With regard to the case being discussed, the “type-1” 52-bp deletion [NM_004343.3:c.1092_1143del52 (NP_004334.1:p.Leu367Thrfs)] in the CALR gene results in a mutant protein with a novel C-terminus in which the negatively charged amino acids are replaced by neutral and positively charged amino acids, and in which the “KDEL” endoplasmic reticulum retention motif is lost. It has been suggested that impaired Ca2+ binding activity, which is known to regulate human megakaryocyte function, may play a role in mutant CALR pathogenicity [15]. Mutations in codon 515 of the MPL gene (W515L/K mutations are the most common ones in patients with ET or PMF; W515S, W515A, W515R, and W515G are less frequently encountered) activate the TpoR/JAK2/STAT5 transcriptional cascade, in the absence of a ligand, leading to cellular proliferation [16]. Given that the CALR mutation in our patient was present at a mutant allele frequency of approximately 13% and the MPL mutation was present at a mutant allele frequency of approximately 9.8%, two possibilities exist: (i) the CALR mutation and the MPL mutation are two independent driver mutations in distinct clonal populations, or, (ii) the MPL mutation is a secondary mutation in a sub-clonal population of the CALR mutation–containing clonal population. Single-cell sequencing techniques can delineate between these two possibilities. This could help the treating clinicians in deciding whether single- or multiple-drug therapy is required for patient management.

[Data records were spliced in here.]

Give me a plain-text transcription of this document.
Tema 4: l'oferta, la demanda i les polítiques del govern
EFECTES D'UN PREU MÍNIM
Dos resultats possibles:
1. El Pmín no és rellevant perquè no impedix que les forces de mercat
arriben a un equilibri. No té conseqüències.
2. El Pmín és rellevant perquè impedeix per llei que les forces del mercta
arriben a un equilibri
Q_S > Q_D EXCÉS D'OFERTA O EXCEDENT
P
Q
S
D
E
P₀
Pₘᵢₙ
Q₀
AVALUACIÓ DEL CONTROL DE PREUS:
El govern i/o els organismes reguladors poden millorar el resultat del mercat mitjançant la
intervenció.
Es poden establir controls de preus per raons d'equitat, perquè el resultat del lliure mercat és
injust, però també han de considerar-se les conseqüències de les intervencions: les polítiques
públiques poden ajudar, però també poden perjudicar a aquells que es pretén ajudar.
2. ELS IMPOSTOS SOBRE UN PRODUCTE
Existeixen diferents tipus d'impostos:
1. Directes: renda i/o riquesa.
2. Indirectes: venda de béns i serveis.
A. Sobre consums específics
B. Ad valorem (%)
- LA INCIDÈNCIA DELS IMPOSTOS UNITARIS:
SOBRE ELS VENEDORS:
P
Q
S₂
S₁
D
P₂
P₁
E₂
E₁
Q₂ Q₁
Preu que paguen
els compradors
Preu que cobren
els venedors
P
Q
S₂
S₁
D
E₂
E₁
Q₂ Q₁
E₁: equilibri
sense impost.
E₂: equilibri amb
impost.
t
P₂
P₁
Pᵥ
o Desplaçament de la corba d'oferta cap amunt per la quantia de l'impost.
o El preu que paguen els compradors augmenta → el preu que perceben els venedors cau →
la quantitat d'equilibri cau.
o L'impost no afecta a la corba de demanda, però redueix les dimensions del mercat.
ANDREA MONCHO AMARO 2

Although rare cases of concurrent mutations in the CALR and MPL genes have been reported in literature [5, 10], concurrent mutations in the CALR and MPL genes have not been reported in Philadelphia-negative myeloproliferative neoplasms in India. Of the 125 patients who have undergone concomitant testing for mutations in the JAK2, CALR, and MPL genes at our center, this is the first case of a patient harboring both CALR and MPL mutations. To summarize, testing for mutations in both the CALR and MPL genes should be performed in the presence of low JAK2 mutation burden. Ideally, a high-depth NGS MPN panel (multiplex panel for JAK2, MPL, and CALR) capable of detecting low mutant allele burden should be performed in patients suspected of having a Philadelphia-negative chronic myeloproliferative neoplasm. There is, however, limited data regarding the clinical outcomes of patients harboring both these mutations simultaneously.